Ex-driver has much to be thankful for



Author Allen Carr and former racing champion Benny Parsons both quit smoking more than 23 years ago; both were diagnosed with lung cancer during the same week last July.

Parsons thinks about that connection all the time. He knows Carr was credited for helping a lot of superstars kick their smoking habit with books like The Easy Way to Stop Smoking; The Only Way to Stop Smoking; and Easy Way for Women to Stop Smoking.

"I read where people like Johnny Cash stopped smoking because of him," Parsons said. "Then he got cancer. I was diagnosed in July; he was diagnosed in July. It's amazing how things work."

Carr died three weeks ago. Parsons now is cancer-free.

"That could have been me," he said. "If not for the grace of God, that could have been me."

Early detection

One of the most popular figures in stock car history will celebrate Christmas attached to an oxygen machine, but it's a lot better than a tumor.
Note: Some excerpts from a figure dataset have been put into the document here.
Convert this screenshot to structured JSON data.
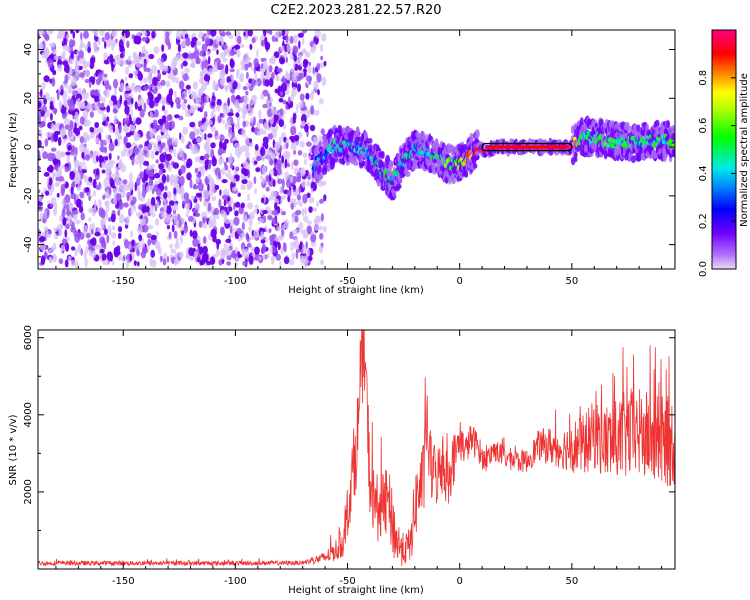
{
  "page_title": "C2E2.2023.281.22.57.R20",
  "chart_data": [
    {
      "type": "heatmap",
      "title": "C2E2.2023.281.22.57.R20",
      "xlabel": "Height of straight line (km)",
      "ylabel": "Frequency (Hz)",
      "xlim": [
        -188,
        96
      ],
      "ylim": [
        -50,
        48
      ],
      "xticks": [
        -150,
        -100,
        -50,
        0,
        50
      ],
      "yticks": [
        -40,
        -20,
        0,
        20,
        40
      ],
      "grid": false,
      "noise_region": {
        "x": [
          -188,
          -60
        ],
        "y": [
          -48,
          48
        ],
        "dominant_amplitude": 0.08
      },
      "ridge": {
        "x": [
          -65,
          -60,
          -55,
          -50,
          -45,
          -40,
          -35,
          -30,
          -25,
          -20,
          -15,
          -10,
          -5,
          0,
          5,
          8,
          10,
          12,
          15,
          20,
          30,
          40,
          50,
          55,
          60,
          70,
          80,
          90,
          96
        ],
        "frequency": [
          -8,
          -3,
          1,
          0,
          0,
          -3,
          -9,
          -14,
          -6,
          -1,
          -2,
          -4,
          -7,
          -7,
          -3,
          -1,
          -1,
          -2,
          0,
          0,
          0,
          0,
          0,
          4,
          4,
          2,
          2,
          3,
          2
        ],
        "amplitude": [
          0.3,
          0.35,
          0.45,
          0.4,
          0.4,
          0.38,
          0.42,
          0.45,
          0.45,
          0.4,
          0.42,
          0.5,
          0.55,
          0.6,
          0.8,
          0.95,
          1.0,
          1.0,
          1.0,
          1.0,
          1.0,
          1.0,
          1.0,
          0.45,
          0.5,
          0.5,
          0.45,
          0.5,
          0.5
        ]
      },
      "colorbar": {
        "label": "Normalized spectral amplitude",
        "ticks": [
          0.0,
          0.2,
          0.4,
          0.6,
          0.8
        ],
        "range": [
          0,
          1
        ],
        "colors": [
          "#e8dcf5",
          "#7000ff",
          "#0000ff",
          "#00e0ff",
          "#00ff00",
          "#ffff00",
          "#ff0000",
          "#ff0080"
        ]
      }
    },
    {
      "type": "line",
      "xlabel": "Height of straight line (km)",
      "ylabel": "SNR (10 * v/v)",
      "xlim": [
        -188,
        96
      ],
      "ylim": [
        0,
        6200
      ],
      "xticks": [
        -150,
        -100,
        -50,
        0,
        50
      ],
      "yticks": [
        2000,
        4000,
        6000
      ],
      "grid": false,
      "series": [
        {
          "color": "#ee3333",
          "x": [
            -188,
            -150,
            -100,
            -70,
            -60,
            -55,
            -52,
            -50,
            -48,
            -46,
            -45,
            -44,
            -43,
            -42,
            -40,
            -38,
            -35,
            -32,
            -30,
            -28,
            -25,
            -22,
            -20,
            -18,
            -16,
            -15,
            -13,
            -10,
            -8,
            -5,
            -3,
            0,
            3,
            5,
            8,
            10,
            12,
            15,
            20,
            25,
            30,
            35,
            40,
            45,
            50,
            55,
            60,
            65,
            70,
            75,
            80,
            85,
            90,
            96
          ],
          "y": [
            150,
            150,
            150,
            160,
            300,
            500,
            700,
            1400,
            2400,
            3200,
            3900,
            4800,
            6000,
            5200,
            2200,
            1700,
            1500,
            1800,
            1200,
            700,
            500,
            600,
            1600,
            2100,
            2300,
            3900,
            2600,
            2400,
            2700,
            2300,
            2800,
            3300,
            3100,
            3400,
            3200,
            2900,
            2800,
            3100,
            2900,
            2800,
            2800,
            3200,
            3200,
            3100,
            3200,
            3200,
            3500,
            3300,
            3300,
            3500,
            3500,
            3400,
            3300,
            3300
          ],
          "envelope": [
            60,
            60,
            60,
            60,
            150,
            300,
            400,
            600,
            900,
            1100,
            1200,
            1300,
            1400,
            1300,
            900,
            900,
            900,
            900,
            900,
            700,
            400,
            500,
            900,
            1000,
            1000,
            1000,
            900,
            800,
            800,
            700,
            700,
            500,
            400,
            400,
            400,
            300,
            300,
            300,
            300,
            300,
            300,
            400,
            500,
            500,
            700,
            800,
            900,
            1000,
            1100,
            1200,
            1200,
            1200,
            1200,
            1200
          ]
        }
      ]
    }
  ]
}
Doctors attacked the single-cell cancer in his left lung aggressively, giving him massive doses of radiation and chemotherapy to keep the disease contained in the lung. Unlike most lung cancer victims, Parsons' disease was diagnosed early before it had a chance to spread to other organs.
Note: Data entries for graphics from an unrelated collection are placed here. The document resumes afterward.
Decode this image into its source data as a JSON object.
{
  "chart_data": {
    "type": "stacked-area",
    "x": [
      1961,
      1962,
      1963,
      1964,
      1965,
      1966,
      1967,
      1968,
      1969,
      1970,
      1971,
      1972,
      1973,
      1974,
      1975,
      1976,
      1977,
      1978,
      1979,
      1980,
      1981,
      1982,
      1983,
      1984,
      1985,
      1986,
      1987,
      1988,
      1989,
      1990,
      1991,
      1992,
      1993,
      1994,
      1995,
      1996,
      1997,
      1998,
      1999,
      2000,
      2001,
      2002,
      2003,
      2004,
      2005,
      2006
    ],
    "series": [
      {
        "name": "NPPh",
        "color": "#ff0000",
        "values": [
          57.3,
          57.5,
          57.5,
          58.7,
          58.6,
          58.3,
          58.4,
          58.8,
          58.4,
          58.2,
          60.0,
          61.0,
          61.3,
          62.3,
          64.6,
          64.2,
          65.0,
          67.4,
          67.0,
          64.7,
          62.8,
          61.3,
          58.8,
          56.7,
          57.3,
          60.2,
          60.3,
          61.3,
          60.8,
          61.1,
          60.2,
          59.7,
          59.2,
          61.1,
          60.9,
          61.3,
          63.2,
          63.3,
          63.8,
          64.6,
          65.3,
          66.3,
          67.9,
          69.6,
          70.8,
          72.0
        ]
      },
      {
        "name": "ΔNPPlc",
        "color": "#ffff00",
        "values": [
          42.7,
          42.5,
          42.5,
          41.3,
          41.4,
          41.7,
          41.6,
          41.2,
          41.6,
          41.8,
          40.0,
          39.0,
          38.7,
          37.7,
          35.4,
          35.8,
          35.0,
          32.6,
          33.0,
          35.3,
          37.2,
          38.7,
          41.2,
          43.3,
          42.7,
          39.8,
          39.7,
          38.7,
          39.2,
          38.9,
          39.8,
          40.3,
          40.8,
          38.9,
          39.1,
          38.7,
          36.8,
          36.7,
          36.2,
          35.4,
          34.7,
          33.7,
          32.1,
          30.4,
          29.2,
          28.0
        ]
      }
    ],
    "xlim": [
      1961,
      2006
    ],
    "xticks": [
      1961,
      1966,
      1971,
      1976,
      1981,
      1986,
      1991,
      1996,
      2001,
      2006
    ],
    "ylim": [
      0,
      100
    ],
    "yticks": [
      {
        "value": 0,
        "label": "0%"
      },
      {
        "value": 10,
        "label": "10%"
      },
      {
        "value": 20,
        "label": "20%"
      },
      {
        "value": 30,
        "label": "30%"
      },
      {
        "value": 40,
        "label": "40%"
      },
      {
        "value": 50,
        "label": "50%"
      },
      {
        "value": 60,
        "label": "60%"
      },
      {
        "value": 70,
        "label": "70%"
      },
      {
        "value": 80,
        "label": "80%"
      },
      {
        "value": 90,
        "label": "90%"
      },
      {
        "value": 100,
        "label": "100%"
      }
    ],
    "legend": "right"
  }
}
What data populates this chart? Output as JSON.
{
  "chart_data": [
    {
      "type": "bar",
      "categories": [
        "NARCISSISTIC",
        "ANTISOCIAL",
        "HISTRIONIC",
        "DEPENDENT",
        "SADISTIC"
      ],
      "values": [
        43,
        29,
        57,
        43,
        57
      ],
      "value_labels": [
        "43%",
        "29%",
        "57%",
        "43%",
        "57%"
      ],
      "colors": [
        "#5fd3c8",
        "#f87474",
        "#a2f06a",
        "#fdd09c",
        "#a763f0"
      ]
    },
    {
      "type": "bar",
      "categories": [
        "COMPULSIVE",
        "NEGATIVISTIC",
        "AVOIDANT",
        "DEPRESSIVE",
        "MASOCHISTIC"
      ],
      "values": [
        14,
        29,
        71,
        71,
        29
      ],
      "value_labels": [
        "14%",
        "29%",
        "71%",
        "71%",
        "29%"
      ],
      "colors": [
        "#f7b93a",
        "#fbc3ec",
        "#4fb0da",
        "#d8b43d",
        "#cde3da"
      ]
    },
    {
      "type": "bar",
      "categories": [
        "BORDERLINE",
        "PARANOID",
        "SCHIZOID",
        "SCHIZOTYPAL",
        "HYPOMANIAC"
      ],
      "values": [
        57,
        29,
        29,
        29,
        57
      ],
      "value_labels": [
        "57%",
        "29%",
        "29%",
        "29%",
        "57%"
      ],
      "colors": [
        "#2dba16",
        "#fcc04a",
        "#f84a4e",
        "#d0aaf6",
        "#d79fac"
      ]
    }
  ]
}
"I had two things working in my favor: A, it was only in the lung; B, I was in good health," Parsons said. "I know you wouldn't believe it, but I was in pretty good shape. I was working out three days a week at the (YMCA). I was in good shape for a 65-year-old man."

Parsons got a second scan a couple weeks ago and it confirmed the first; the cancer is gone, but at a price. The treatment caused severe damage to the lung.
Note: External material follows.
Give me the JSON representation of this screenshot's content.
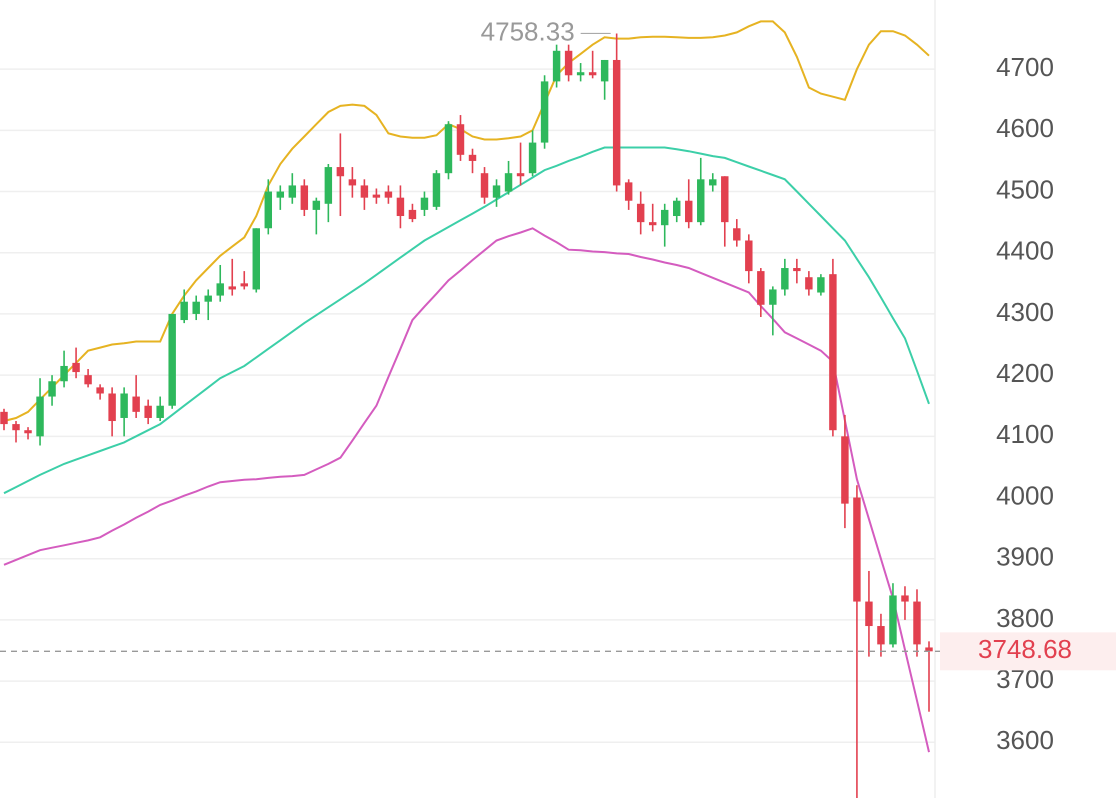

"I may end up being a one-lunger," he said. "It's going to be another six months before they know for sure. The best we can hope for is for it to be back at 25-30 percent. It will never be 100 percent. They had to get the tumor out of there.

"If they said I could beat it but I was going to lose the lung, I would have taken that deal. It's better than the cancer. It would have been 100 percent. It kills."

One of their own

The sport wrapped its arms around the former Detroit cab driver, much like it did in 1973 when he won what's now known as the Nextel Cup Series championship. The series winner back then was the driver who completed the most laps during the season. Parsons crashed early in the season-finale at Rockingham, N.C., and crewmen from competing teams went to the garage to help make repairs. His championship proved to be a collective effort.

Just like his cancer.

Car owner Rick Hendrick, a leukemia survivor, put Parsons in touch with some of the best doctors in the country. Teams made their private jets available to the driver-turned-television commentator.

"I never thought about the connection," Parsons said of the parallels between the championship and his battle with cancer. "But there is a lot of similarity there. The reception I got last year was unbelievable. When I showed up for the last race with oxygen, I couldn't believe the support I got, the passion they had for me. I can't tell you what that meant to me."

Fighting the fight

Parsons was in good hands from the start. Not only were fans, friends and fellow racers rushing to his side, the medical community made him a priority as well. Their aggressive approach turned a possible death sentence into a second lease on life.

"I was diagnosed on a Thursday and I met with the doctors on the next Monday," he said. "They were convinced we were going to beat it. All I had to do was fight the fight and put it in God's hands. I was never scared."

During the fight, Parsons continued to work for NBC and TNT, as well as his Monday night radio show on the Performance Racing Network. He missed four races on television and only one week on the radio. He also continued to make his dream a reality near his home in North Carolina. The first batch of Benny Parsons Rendezvous Ridge wine is in the barrels.

He has also signed a new deal to stay with TNT for its coverage of the Nextel Cup Series next year.

"This is going to be a good Christmas," he said. "It's definitely going to be special."